Но чаще всего, как и должно в таких случаях быть, — в одиночку.

Только громко сказать, когда надо: казак я! Кубанец.

Кубанец.

Хоперцы мы.

С третьей линии!

И — не уронить себя. Как бы ни было тяжело, не дать согнуться плечам.

Разве это — уже не защита родного своего края и родного порога, с которого в хорошую погоду видать розовую верхушку Эльбруса — черкесской горы Ошхомахо, на которую глядят по утрам и верные мои кунаки, и общие у меня с ними, там и тут неустанно ковыряющие старые наши раны двуликие недруги…

Да я на родине, на Кубани взял бы таких нас наперечет и нет-нет, да и спрашивал бы письмом, телеграммой или позванивал: мол, как ты там, земеля? Не сдался? Держись!

Нам отступать никак нельзя.
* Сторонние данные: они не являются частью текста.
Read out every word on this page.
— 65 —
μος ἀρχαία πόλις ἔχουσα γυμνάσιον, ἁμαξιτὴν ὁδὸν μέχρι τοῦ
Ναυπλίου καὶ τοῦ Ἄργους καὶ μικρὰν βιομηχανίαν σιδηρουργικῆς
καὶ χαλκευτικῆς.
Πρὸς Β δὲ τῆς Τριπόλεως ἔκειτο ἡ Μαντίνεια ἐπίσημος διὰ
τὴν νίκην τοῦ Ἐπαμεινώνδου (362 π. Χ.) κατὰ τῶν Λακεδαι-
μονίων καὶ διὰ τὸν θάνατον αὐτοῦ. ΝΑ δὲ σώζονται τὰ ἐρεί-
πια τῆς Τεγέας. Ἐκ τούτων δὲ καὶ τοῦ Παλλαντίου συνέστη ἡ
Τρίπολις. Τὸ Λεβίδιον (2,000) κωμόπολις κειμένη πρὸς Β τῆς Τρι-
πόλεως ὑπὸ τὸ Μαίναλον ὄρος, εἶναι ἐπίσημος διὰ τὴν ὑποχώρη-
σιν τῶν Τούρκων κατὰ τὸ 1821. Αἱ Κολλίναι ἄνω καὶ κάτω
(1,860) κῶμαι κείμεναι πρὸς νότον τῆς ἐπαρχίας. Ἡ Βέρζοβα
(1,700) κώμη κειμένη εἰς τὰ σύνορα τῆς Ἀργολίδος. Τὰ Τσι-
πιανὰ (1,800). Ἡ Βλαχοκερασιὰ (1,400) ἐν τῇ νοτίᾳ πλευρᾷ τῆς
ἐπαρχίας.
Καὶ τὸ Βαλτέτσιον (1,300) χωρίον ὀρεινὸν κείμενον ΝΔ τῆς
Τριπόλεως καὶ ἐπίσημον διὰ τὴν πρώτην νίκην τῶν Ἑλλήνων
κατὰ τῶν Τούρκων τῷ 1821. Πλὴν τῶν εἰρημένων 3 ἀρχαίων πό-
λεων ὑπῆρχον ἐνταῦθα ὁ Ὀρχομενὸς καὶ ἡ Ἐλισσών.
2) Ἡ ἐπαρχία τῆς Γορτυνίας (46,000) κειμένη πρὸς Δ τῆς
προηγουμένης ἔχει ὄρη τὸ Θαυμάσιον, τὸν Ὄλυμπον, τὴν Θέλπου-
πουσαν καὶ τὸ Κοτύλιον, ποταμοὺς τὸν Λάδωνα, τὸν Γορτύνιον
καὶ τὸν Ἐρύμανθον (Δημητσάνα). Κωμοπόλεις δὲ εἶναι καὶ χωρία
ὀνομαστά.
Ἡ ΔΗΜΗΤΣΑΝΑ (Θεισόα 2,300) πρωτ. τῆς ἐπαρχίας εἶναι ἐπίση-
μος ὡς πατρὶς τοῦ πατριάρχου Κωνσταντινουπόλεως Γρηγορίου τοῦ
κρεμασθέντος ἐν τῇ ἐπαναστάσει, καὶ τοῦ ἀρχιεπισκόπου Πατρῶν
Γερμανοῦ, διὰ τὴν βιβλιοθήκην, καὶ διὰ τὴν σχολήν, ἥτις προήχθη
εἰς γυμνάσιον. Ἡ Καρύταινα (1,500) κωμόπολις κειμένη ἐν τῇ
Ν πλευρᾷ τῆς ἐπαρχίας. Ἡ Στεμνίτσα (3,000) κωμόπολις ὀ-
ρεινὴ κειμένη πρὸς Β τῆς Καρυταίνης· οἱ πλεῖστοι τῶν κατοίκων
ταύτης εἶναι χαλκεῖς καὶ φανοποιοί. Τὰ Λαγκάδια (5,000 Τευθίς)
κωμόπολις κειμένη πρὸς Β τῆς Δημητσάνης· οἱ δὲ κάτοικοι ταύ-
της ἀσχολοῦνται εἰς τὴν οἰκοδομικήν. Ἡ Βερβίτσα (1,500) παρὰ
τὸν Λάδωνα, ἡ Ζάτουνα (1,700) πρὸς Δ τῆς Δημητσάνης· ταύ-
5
И — нигде. Где бы ни жил. Как бы далеко от родных мест не заехал. Нам — нельзя.

Мы — порубежники. И остаемся ими всегда и везде.

И разве и хлеб, и сало мне и впрямь для того, чтобы брюхо набить?

Да нет!

Для того сказано и было, чтобы далеко на чужбине в голодные и холодные дни согревал себе душу воспоминанием о теплой своей, о зеленой родине.

То же и с землячеством в Москве. То же самое! Не для того оно, чтобы напоить-накормить, хотя и этим ему теперь приходится при нашей-то всеобщей нищете заниматься. Главное — чтобы не опустела душа казачья в столичной суете. Чтобы всегда готова была услышать призывный клик трубы, зовущий на помощь родине.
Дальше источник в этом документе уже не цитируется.